Децим сидел на свернутом плаще, втиснутый в круг своих восьми контуберналов – товарищей по палатке, с кем он делил паек, тяготы похода и все невзгоды солдатской доли. Юноша, все еще пылая от недавнего разговора с центурионом, что-то горячо и взволнованно рассказывал. Его глаза горели, руки с широкой амплитудой чертили в воздухе картины былых сражений, вероятно, пересказанных ему «Старым Кабаном». Он изображал, как легионеры рубились с варварами, как летели пилумы, его голос звенел юношеским задором и верой в собственную неуязвимость. Его товарищи, такие же молодые, слушали, разинув рты, их усталые лица оживлены его энергией.
Но стоило лишь тени Тита упасть на их круг, как сцена замерла. Децим, увидев знакомый силуэт, моментально замолк. Его слова оборвались на полуслове, и он вскочил, как ошпаренный, вытянувшись по стойке «смирно». Это было рефлекторное, почти животное движение. Вслед за ним, словно по незримой команде, поднялись и остальные восемь человек. Скрипнули кожаные ремни, зазвенели мечи о ножны. Шумный, живой кружок превратился в строгую, замершую шеренгу.
В их глазах, устремленных поверх головы центуриона, читалась сложная гамма чувств. Было там и неподдельное уважение к человеку, чья воля и опыт были для них законом. Но была и та самая доля здорового, животного страха, которая одна только и рождает настоящую, не показную дисциплину. Страха не перед тираном, а перед живым воплощением власти, суда и кары, перед тем, чей взгляд мог ободрить или уничтожить.
– Вольно, – произнес Тит, и его голос на этот раз прозвучал иначе – не так сурово и обжигающе, как в тесной палатке час назад. В нем была усталая тяжесть, почти отеческая. Его взгляд, быстрый и цепкий, скользнул по их молодым, загорелым лицам, задержался на аккуратно сложенных у палаток пилумах и щитах, на котелке с дымящейся пшенной похлебкой, от которой шел скудный, но такой родной запах ужина.
– Отдыхайте, легионеры, – добавил он, и в этих словах не было приказа, а было скорее напутствие, предупреждение, исходящее из горького опыта. – Завтра день будет долгим.
Он не стал ждать ответа, не стал что-то еще добавлять.
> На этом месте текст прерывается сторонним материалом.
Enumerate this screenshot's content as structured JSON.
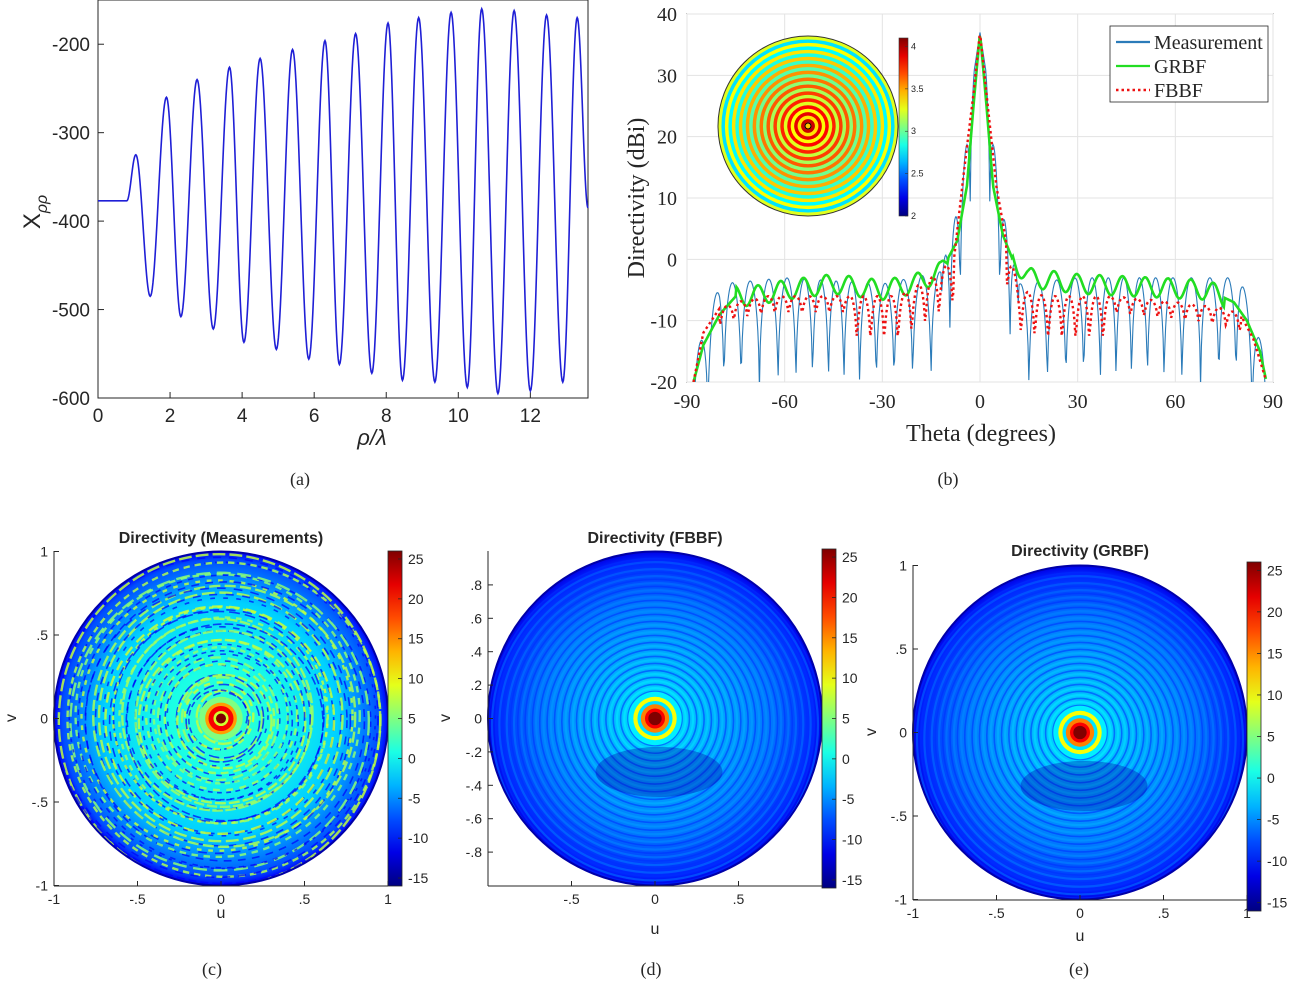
{
  "figure": {
    "captions": [
      "(a)",
      "(b)",
      "(c)",
      "(d)",
      "(e)"
    ]
  },
  "chart_data": [
    {
      "type": "line",
      "panel": "a",
      "xlabel": "ρ/λ",
      "ylabel": "X",
      "ylabel_sub": "ρρ",
      "xlim": [
        0,
        13.6
      ],
      "ylim": [
        -600,
        -150
      ],
      "xticks": [
        0,
        2,
        4,
        6,
        8,
        10,
        12
      ],
      "yticks": [
        -600,
        -500,
        -400,
        -300,
        -200
      ],
      "grid": false,
      "line_color": "#1f1fd6",
      "series": [
        {
          "flat_value": -377,
          "flat_until": 0.8,
          "peaks": [
            [
              1.05,
              -325
            ],
            [
              1.9,
              -260
            ],
            [
              2.75,
              -240
            ],
            [
              3.65,
              -226
            ],
            [
              4.5,
              -216
            ],
            [
              5.4,
              -206
            ],
            [
              6.3,
              -196
            ],
            [
              7.15,
              -188
            ],
            [
              8.05,
              -176
            ],
            [
              8.9,
              -170
            ],
            [
              9.8,
              -164
            ],
            [
              10.65,
              -160
            ],
            [
              11.55,
              -162
            ],
            [
              12.45,
              -167
            ],
            [
              13.3,
              -170
            ]
          ],
          "troughs": [
            [
              1.45,
              -485
            ],
            [
              2.3,
              -508
            ],
            [
              3.2,
              -522
            ],
            [
              4.05,
              -537
            ],
            [
              4.95,
              -545
            ],
            [
              5.85,
              -556
            ],
            [
              6.7,
              -562
            ],
            [
              7.6,
              -572
            ],
            [
              8.45,
              -580
            ],
            [
              9.35,
              -582
            ],
            [
              10.25,
              -588
            ],
            [
              11.1,
              -595
            ],
            [
              12.0,
              -592
            ],
            [
              12.9,
              -582
            ]
          ],
          "end": [
            13.6,
            -385
          ]
        }
      ]
    },
    {
      "type": "line",
      "panel": "b",
      "xlabel": "Theta (degrees)",
      "ylabel": "Directivity (dBi)",
      "xlim": [
        -90,
        90
      ],
      "ylim": [
        -20,
        40
      ],
      "xticks": [
        -90,
        -60,
        -30,
        0,
        30,
        60,
        90
      ],
      "yticks": [
        -20,
        -10,
        0,
        10,
        20,
        30,
        40
      ],
      "grid": true,
      "legend_position": "top-right",
      "series": [
        {
          "name": "Measurement",
          "color": "#2b7bb9",
          "style": "solid",
          "envelope": [
            [
              -90,
              -20
            ],
            [
              -80,
              -4
            ],
            [
              -60,
              -3
            ],
            [
              -30,
              -4
            ],
            [
              -12,
              -2
            ],
            [
              -6,
              10
            ],
            [
              -2,
              30
            ],
            [
              0,
              37
            ],
            [
              2,
              30
            ],
            [
              6,
              10
            ],
            [
              12,
              -4
            ],
            [
              30,
              -3
            ],
            [
              60,
              -3
            ],
            [
              80,
              -3
            ],
            [
              90,
              -20
            ]
          ],
          "null_depth": -20
        },
        {
          "name": "GRBF",
          "color": "#22dd22",
          "style": "solid",
          "points": [
            [
              -88,
              -20
            ],
            [
              -85,
              -14
            ],
            [
              -80,
              -9
            ],
            [
              -75,
              -6
            ],
            [
              -70,
              -6
            ],
            [
              -60,
              -5
            ],
            [
              -45,
              -4
            ],
            [
              -30,
              -5
            ],
            [
              -20,
              -4
            ],
            [
              -12,
              -2
            ],
            [
              -7,
              3
            ],
            [
              -4,
              12
            ],
            [
              -2,
              25
            ],
            [
              0,
              37
            ],
            [
              2,
              25
            ],
            [
              4,
              12
            ],
            [
              7,
              4
            ],
            [
              10,
              0
            ],
            [
              15,
              -3
            ],
            [
              30,
              -4
            ],
            [
              50,
              -4.5
            ],
            [
              70,
              -5
            ],
            [
              78,
              -7
            ],
            [
              82,
              -10
            ],
            [
              86,
              -15
            ],
            [
              88,
              -20
            ]
          ]
        },
        {
          "name": "FBBF",
          "color": "#ee1111",
          "style": "dotted",
          "points": [
            [
              -88,
              -20
            ],
            [
              -85,
              -12
            ],
            [
              -80,
              -8
            ],
            [
              -75,
              -7
            ],
            [
              -65,
              -6
            ],
            [
              -50,
              -6
            ],
            [
              -35,
              -6
            ],
            [
              -25,
              -6
            ],
            [
              -15,
              -3
            ],
            [
              -8,
              0
            ],
            [
              -5,
              14
            ],
            [
              -2,
              27
            ],
            [
              0,
              37
            ],
            [
              2,
              27
            ],
            [
              5,
              12
            ],
            [
              8,
              3
            ],
            [
              12,
              -5
            ],
            [
              20,
              -6
            ],
            [
              40,
              -6
            ],
            [
              60,
              -7
            ],
            [
              75,
              -8
            ],
            [
              80,
              -9
            ],
            [
              84,
              -13
            ],
            [
              88,
              -20
            ]
          ]
        }
      ],
      "inset": {
        "colorbar_ticks": [
          2,
          2.5,
          3,
          3.5,
          4
        ],
        "range": [
          2,
          4.1
        ],
        "rings": 26
      }
    },
    {
      "type": "heatmap",
      "panel": "c",
      "title": "Directivity (Measurements)",
      "xlabel": "u",
      "ylabel": "v",
      "xlim": [
        -1,
        1
      ],
      "ylim": [
        -1,
        1
      ],
      "xticks": [
        -1,
        -0.5,
        0,
        0.5,
        1
      ],
      "yticks": [
        -1,
        -0.5,
        0,
        0.5,
        1
      ],
      "colorbar_ticks": [
        -15,
        -10,
        -5,
        0,
        5,
        10,
        15,
        20,
        25
      ],
      "clim": [
        -16,
        26
      ]
    },
    {
      "type": "heatmap",
      "panel": "d",
      "title": "Directivity (FBBF)",
      "xlabel": "u",
      "ylabel": "v",
      "xlim": [
        -1,
        1
      ],
      "ylim": [
        -1,
        1
      ],
      "xticks": [
        -0.5,
        0,
        0.5
      ],
      "yticks": [
        -0.8,
        -0.6,
        -0.4,
        -0.2,
        0,
        0.2,
        0.4,
        0.6,
        0.8
      ],
      "colorbar_ticks": [
        -15,
        -10,
        -5,
        0,
        5,
        10,
        15,
        20,
        25
      ],
      "clim": [
        -16,
        26
      ]
    },
    {
      "type": "heatmap",
      "panel": "e",
      "title": "Directivity (GRBF)",
      "xlabel": "u",
      "ylabel": "v",
      "xlim": [
        -1,
        1
      ],
      "ylim": [
        -1,
        1
      ],
      "xticks": [
        -1,
        -0.5,
        0,
        0.5,
        1
      ],
      "yticks": [
        -1,
        -0.5,
        0,
        0.5,
        1
      ],
      "colorbar_ticks": [
        -15,
        -10,
        -5,
        0,
        5,
        10,
        15,
        20,
        25
      ],
      "clim": [
        -16,
        26
      ]
    }
  ]
}
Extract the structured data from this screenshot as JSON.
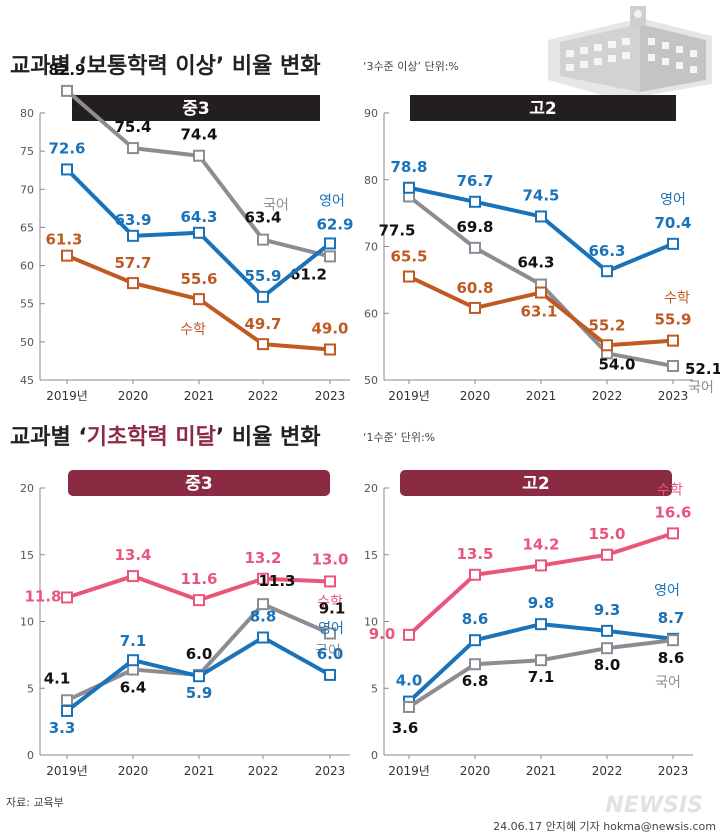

Он просто прошел мимо, ощущая на своей спине их пристальные, колючие взгляды. В этот момент он с особой ясностью осознавал свою роль. Он был не просто начальником, отдающим приказы. Он был частью этого гигантского, сложного механизма под названием «легион». И не просто частью, а главным, несущим шестернем, от которого зависела слаженная работа всех остальных. Этот лагерь, этот маленький город из кожи и дерева, затерянный в бескрайних и враждебных варварских землях, был его истинной родиной. Его семьей были эти восемь тысяч человек – от заносчивого трибуна, мечтающего о славе, до вот этого последнего, еще пахнущего домом новобранца.
И пока он шел по этим прямым, как стрела, улицам, вдыхая знакомый, многоголосый воздух – смесь дыма, пота, кожи и металла, видя этот безупречный, выверенный до сантиметра порядок, им овладевало странное, почти философское спокойствие. Здесь, в этом миниатюрном Риме всё было на своих местах. Здесь был смысл. Здесь был дом. И этот дом он был готов защищать. До последнего вздоха. До последней капли крови. Любой ценой.
Обход был завершен. Последний костер остался позади, последний взгляд встретился и был оценен. Тит, ощущая тяжесть дня и груз ответственности, словно вторую лорику на плечах, медленно поднялся по грунтовому трапу на вершину вала. Часовой у частокола, заслышав его шаги, обернулся и, узнав центуриона, откозырял и отошел чуть в сторону, давая тому пространство для уединения.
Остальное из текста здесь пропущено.